Linda Williams, una dei principali teorici dei porn studies ha scritto che ciò che definisce specificamente la pornografia non ha tanto a che vedere con i contenuti più o meno espliciti di un contenuto mediale, quanto piuttosto con il tipo di sguardo che essi implicano. In particolare, secondo Williams, è pornografico ciò che ci permette di scrutare quello che normalmente ci sarebbe inaccessibile. In questo senso, lo spettacolo della chirurgia messo in scena da Crimes of the Future, che dal punto di vista iconografico si richiama esplicitamente all’immaginario del teatro anatomico, non fa che esplicitare il carattere intrinsecamente pornografico del medicale già in qualche modo intravisto da Foucault in Nascita della clinica. Se Saul e Caprice portano alle estreme conseguenze una tendenza diffusa nell’arte contemporanea, il film sviluppa parallelamente una matrice thriller che, più che per il suo sviluppo, risulta interessante per l’insieme di ulteriori temi che esplicita. Il coinvolgimento di Saul in un’indagine sui crimini corporei introduce lo spettatore all’esistenza gruppi di individui che cercano di indurre un’evoluzione biologica negli organismi umani. In particolare, tutta la seconda parte del film ci pone di fronte alla possibilità per l’uomo di ingerire e digerire materiali plastici, proposti in apposite barrette.

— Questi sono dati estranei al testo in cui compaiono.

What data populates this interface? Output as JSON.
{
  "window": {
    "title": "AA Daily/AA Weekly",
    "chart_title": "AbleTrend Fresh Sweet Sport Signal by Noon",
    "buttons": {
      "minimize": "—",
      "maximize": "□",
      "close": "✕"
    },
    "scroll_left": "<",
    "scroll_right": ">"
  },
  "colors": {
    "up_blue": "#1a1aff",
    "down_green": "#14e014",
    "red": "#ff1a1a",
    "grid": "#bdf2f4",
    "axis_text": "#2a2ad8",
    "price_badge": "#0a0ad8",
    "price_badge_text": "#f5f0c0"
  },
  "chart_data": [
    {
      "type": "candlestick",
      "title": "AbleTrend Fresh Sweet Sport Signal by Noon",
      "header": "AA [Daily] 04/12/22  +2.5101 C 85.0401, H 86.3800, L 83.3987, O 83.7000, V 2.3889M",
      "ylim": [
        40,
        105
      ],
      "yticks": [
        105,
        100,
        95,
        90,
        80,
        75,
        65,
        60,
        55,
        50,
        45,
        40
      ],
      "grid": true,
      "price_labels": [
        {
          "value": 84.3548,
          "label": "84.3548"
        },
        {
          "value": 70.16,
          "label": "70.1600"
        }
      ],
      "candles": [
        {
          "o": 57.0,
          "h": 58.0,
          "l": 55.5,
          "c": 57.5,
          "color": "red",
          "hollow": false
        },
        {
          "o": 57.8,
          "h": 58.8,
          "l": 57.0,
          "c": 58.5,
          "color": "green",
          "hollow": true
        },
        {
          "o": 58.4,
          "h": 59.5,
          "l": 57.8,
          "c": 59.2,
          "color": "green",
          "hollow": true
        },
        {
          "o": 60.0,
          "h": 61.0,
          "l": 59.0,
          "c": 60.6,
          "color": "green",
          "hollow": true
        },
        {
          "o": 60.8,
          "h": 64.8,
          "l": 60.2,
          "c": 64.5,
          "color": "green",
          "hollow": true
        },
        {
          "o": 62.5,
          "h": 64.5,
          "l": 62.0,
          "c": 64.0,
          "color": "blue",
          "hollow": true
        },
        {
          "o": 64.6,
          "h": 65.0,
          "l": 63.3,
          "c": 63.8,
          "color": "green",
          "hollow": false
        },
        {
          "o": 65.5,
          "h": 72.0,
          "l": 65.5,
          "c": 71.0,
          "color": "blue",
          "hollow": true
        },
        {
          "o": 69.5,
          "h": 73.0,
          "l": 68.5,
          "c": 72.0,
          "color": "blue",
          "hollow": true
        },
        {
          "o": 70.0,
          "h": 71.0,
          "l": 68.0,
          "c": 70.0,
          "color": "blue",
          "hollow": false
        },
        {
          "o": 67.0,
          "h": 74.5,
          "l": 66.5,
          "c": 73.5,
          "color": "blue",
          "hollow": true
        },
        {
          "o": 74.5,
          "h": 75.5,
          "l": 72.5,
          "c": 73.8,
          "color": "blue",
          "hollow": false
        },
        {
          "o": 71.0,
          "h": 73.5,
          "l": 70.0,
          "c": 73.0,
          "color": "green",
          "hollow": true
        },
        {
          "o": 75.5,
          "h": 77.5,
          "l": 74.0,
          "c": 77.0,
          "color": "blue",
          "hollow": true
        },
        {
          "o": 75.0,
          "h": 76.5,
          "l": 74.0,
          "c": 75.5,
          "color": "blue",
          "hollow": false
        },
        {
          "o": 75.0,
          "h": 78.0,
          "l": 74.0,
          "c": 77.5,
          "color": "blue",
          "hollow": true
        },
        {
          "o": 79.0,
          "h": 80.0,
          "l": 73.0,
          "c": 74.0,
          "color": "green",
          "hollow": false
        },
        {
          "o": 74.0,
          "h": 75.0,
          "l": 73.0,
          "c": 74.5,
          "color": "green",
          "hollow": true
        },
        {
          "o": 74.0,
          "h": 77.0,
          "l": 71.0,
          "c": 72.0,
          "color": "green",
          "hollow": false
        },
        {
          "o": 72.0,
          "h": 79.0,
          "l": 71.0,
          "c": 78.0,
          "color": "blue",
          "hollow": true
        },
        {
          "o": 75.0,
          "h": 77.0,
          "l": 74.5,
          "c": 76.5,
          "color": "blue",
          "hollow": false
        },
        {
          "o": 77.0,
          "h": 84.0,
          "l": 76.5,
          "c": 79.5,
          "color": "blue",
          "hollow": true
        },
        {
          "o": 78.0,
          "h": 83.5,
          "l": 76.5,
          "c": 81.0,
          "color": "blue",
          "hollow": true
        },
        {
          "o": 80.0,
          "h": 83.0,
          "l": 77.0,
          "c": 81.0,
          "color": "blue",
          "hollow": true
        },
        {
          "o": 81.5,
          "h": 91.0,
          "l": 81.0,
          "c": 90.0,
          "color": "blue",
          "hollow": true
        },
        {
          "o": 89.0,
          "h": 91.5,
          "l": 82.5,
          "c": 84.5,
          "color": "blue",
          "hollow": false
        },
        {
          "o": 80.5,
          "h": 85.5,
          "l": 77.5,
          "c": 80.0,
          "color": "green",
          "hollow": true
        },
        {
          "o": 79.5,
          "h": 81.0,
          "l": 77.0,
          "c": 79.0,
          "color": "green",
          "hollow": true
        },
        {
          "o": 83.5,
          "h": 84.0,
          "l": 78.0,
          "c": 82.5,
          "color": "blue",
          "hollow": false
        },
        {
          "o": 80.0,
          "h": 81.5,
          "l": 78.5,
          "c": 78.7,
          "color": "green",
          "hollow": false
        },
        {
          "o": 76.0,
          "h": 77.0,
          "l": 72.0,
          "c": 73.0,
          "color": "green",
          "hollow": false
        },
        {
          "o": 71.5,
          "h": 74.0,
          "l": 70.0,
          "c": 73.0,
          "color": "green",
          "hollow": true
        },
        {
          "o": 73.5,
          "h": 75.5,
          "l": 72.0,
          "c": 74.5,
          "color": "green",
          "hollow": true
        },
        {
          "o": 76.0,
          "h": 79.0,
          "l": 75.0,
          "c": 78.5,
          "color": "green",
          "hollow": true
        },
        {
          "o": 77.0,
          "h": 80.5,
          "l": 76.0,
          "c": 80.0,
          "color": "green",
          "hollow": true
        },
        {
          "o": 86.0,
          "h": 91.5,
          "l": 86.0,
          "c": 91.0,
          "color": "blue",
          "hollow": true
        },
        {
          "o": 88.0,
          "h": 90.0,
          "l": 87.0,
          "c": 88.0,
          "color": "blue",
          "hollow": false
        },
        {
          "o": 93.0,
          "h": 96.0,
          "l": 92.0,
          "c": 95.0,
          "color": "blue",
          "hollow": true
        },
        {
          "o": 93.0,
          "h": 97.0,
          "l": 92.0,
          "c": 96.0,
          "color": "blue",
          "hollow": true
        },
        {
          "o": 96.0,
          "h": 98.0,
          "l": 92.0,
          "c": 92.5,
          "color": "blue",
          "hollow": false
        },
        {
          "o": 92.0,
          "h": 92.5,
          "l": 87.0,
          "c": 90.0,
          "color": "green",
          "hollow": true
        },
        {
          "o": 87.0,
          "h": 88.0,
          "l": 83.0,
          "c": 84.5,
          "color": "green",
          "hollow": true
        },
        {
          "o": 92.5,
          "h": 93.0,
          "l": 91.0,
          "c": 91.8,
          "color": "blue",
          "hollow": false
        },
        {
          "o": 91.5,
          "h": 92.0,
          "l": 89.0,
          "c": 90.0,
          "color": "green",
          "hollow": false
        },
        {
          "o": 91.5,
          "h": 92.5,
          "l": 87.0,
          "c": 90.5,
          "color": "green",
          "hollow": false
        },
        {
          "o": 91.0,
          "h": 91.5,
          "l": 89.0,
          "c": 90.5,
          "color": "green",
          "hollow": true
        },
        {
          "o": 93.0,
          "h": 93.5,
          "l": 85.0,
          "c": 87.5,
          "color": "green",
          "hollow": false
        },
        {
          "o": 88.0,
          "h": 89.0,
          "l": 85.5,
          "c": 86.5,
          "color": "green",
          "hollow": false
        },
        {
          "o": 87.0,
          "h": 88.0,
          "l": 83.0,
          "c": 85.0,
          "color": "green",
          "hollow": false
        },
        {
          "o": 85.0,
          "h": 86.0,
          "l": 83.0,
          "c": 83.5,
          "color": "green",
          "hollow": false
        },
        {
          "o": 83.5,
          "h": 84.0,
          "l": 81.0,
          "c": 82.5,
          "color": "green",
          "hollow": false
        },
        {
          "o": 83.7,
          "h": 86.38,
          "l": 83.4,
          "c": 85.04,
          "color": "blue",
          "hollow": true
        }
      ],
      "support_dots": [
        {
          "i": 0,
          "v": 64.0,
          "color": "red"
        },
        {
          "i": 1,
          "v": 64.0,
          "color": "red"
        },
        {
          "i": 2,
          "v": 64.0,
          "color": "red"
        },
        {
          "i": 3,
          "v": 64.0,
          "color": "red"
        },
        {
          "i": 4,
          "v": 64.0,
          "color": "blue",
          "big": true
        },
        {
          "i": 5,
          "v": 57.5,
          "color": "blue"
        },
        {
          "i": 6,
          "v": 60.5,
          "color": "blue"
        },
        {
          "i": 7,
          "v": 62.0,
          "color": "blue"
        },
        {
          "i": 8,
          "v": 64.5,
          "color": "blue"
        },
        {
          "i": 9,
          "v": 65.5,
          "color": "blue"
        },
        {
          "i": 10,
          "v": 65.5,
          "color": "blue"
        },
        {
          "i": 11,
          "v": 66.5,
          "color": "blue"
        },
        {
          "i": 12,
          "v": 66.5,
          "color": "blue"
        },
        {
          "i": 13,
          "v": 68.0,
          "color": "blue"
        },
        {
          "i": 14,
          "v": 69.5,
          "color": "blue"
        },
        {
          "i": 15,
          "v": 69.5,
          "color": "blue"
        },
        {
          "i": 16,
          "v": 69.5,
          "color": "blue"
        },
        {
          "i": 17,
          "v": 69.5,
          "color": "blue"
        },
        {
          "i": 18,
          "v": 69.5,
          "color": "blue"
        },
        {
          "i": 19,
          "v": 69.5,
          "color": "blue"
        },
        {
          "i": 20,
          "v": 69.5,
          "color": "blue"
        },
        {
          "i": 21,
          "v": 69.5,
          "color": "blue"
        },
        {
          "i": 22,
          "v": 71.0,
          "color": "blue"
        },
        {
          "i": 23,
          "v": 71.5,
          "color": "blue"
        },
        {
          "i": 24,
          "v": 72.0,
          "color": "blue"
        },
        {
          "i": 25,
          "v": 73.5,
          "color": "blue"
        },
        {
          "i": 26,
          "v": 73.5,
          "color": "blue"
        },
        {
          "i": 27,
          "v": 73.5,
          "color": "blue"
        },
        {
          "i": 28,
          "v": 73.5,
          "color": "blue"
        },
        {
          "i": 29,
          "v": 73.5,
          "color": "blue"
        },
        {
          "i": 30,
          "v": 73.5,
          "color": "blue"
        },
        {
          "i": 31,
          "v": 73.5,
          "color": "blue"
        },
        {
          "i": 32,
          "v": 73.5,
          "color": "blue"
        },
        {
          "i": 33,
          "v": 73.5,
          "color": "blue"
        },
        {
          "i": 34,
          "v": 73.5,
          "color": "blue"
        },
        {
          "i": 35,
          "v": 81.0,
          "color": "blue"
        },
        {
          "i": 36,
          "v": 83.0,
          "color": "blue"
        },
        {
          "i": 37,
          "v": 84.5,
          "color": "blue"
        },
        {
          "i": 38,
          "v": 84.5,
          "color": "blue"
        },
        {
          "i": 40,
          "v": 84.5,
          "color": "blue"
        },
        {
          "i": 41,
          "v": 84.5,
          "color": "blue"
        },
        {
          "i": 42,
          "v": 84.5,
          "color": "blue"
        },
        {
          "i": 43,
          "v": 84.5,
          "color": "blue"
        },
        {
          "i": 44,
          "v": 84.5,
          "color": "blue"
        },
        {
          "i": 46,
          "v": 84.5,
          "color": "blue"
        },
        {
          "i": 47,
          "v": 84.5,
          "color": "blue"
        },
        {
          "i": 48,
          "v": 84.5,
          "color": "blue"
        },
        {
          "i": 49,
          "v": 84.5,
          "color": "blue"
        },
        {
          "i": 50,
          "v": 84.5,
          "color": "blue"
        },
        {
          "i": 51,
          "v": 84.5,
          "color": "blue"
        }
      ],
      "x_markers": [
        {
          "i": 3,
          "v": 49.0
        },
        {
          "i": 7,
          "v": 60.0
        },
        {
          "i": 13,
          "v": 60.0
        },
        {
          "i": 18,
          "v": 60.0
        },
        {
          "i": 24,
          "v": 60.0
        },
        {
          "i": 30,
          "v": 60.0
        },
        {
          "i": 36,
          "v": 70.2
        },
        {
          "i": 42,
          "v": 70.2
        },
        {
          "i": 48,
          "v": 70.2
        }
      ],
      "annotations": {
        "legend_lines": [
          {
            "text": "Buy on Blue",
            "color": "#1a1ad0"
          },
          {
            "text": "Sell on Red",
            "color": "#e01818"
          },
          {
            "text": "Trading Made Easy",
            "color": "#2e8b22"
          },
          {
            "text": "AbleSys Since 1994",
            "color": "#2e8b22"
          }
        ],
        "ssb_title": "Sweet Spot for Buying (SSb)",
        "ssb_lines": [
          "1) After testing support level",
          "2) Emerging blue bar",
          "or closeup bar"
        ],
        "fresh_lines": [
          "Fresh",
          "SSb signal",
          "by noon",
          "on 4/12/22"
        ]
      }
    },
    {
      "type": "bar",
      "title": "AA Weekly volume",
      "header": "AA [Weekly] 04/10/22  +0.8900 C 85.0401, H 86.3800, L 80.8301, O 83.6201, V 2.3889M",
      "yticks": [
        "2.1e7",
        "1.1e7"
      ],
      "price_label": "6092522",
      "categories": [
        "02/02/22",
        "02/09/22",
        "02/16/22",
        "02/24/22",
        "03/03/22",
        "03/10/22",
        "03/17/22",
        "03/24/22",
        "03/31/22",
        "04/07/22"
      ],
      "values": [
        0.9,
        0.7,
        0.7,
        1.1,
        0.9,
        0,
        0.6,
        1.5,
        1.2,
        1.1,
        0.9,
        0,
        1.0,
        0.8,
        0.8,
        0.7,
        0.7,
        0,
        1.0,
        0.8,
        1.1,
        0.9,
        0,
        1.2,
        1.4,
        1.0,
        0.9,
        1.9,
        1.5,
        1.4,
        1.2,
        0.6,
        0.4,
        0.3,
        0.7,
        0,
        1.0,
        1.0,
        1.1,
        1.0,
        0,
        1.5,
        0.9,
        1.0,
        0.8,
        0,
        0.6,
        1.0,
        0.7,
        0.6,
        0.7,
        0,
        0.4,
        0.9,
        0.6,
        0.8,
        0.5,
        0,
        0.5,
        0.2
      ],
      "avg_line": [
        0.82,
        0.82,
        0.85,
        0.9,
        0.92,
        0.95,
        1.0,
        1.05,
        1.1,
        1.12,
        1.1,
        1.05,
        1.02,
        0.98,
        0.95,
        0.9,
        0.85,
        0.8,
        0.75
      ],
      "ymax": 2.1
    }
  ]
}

Al di là dell’infelice protagonismo che le plastiche hanno nel nostro immaginario culturale, Cronenberg sta qui spingendosi verso una nuova dimensione d’indagine (forse già intravista in Brood) che a partire dalle modificazioni del corpo ragiona sulla loro sedimentazione nel codice genetico, in direzione di una possibile palingenesi (o, quantomeno, genesi alternativa) dell’umano. In un contesto globale che sembra avvicinarsi ogni giorno di più alle plumbee atmosfere presentate in Crimes of the Future non è poi così sorprendente che Cronenberg abbia incominciato a spostare il suo sguardo sulle possibili coordinate di una nuova esistenza futura, per incominciare a capire se (e come) abitare un pianeta per il quale il nostro corpo biologico sembra sempre meno equipaggiato.